Brightley Priory was founded in 1133 as a Cistercian monastery. It was built in 1136 and was situated about two miles north of Okehampton in Devon and was abandoned by the monks after only 5 years on their removal to a nearby site which became Forde Abbey.
Between 1133-1136, Richard FitzBaldwin (d.1137) (Latinised to de Brioniis/Brionis/Bryonis), feudal baron of Okehampton and grand-nephew of William the Conqueror, built a priory on his land at Brightley, on the bank of the West Okement River, near his caput of Okehampton Castle. He dedicated it to the Virgin Mary and invited Gilbert, Abbot of Waverley in Surrey, to send 12 monks and an abbott to form a new Cistercian community there.
It appears that the agricultural land surrounding the new priory was insufficiently fertile, forcing the monks to consider abandoning it and returning to the mother house in 1141. However, Adelicia de Brioniis, the sister of Richard (who died in 1137) and successor to his estate, offered them an alternative site instead on the River Axe in the manor of Thorncombe. Here, between 1141–48, they built a new priory which came to be known as Forde Abbey due to its proximity to an ancient ford across the river.
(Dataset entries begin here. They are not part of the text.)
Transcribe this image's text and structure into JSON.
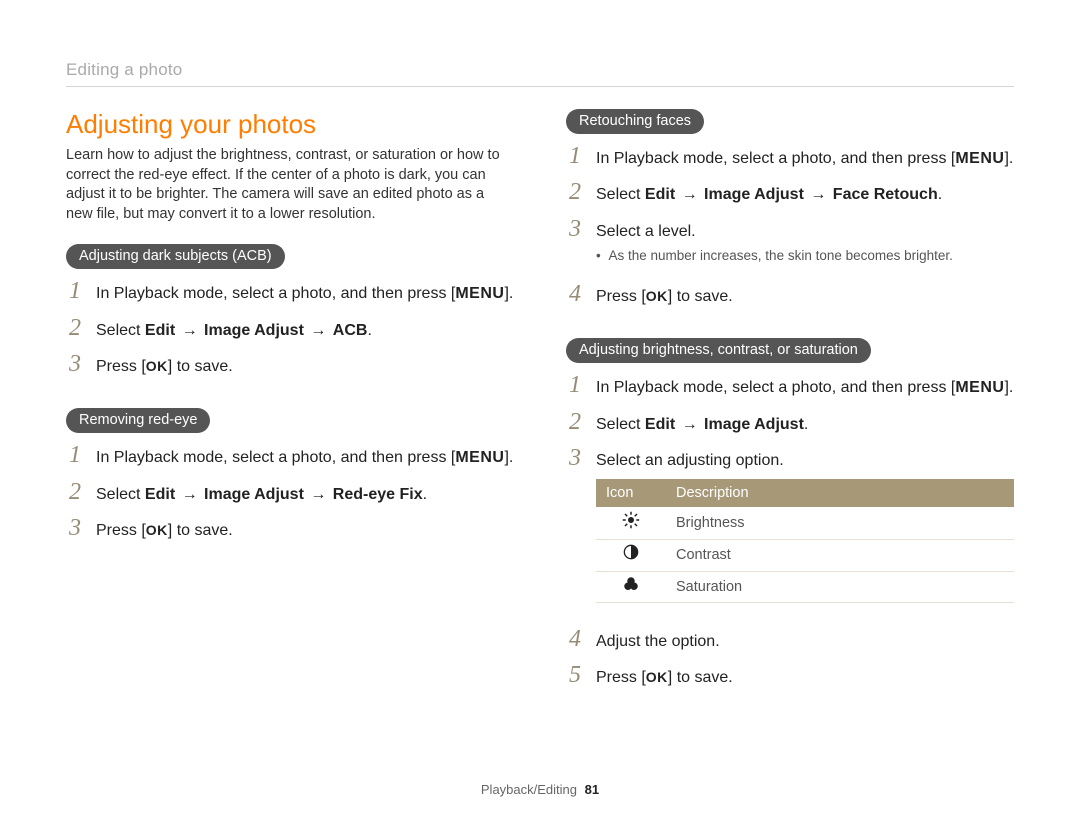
{
  "topTitle": "Editing a photo",
  "heading": "Adjusting your photos",
  "intro": "Learn how to adjust the brightness, contrast, or saturation or how to correct the red-eye effect. If the center of a photo is dark, you can adjust it to be brighter. The camera will save an edited photo as a new file, but may convert it to a lower resolution.",
  "labels": {
    "menu": "MENU",
    "ok": "OK",
    "select": "Select ",
    "arrow": " → ",
    "edit": "Edit",
    "imageAdjust": "Image Adjust",
    "acb": "ACB",
    "redeye": "Red-eye Fix",
    "faceRetouch": "Face Retouch",
    "press": "Press [",
    "pressSuffix": "] to save.",
    "playbackIntro": "In Playback mode, select a photo, and then press [",
    "closeBracketPeriod": "]."
  },
  "sections": {
    "acb": {
      "title": "Adjusting dark subjects (ACB)"
    },
    "redeye": {
      "title": "Removing red-eye"
    },
    "retouch": {
      "title": "Retouching faces",
      "step3": "Select a level.",
      "bullet": "As the number increases, the skin tone becomes brighter."
    },
    "bcs": {
      "title": "Adjusting brightness, contrast, or saturation",
      "step2b": ".",
      "step3": "Select an adjusting option.",
      "step4": "Adjust the option."
    }
  },
  "table": {
    "headIcon": "Icon",
    "headDesc": "Description",
    "rows": [
      {
        "icon": "brightness",
        "desc": "Brightness"
      },
      {
        "icon": "contrast",
        "desc": "Contrast"
      },
      {
        "icon": "saturation",
        "desc": "Saturation"
      }
    ]
  },
  "footer": {
    "section": "Playback/Editing",
    "page": "81"
  }
}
The original site is now a farm but one of the farm outbuildings, a rectangular building running east-west, has considerable remains of an ecclesiastical form. It could possibly have been a chapel.
It is not to be confused with the important mediaeval manor of Brightley, Chittlehampton in North Devon, an error made by the Devon topographer Tristram Risdon in his 1630 work "A Survey of Devon" in his account of the parish of Chittlehampton.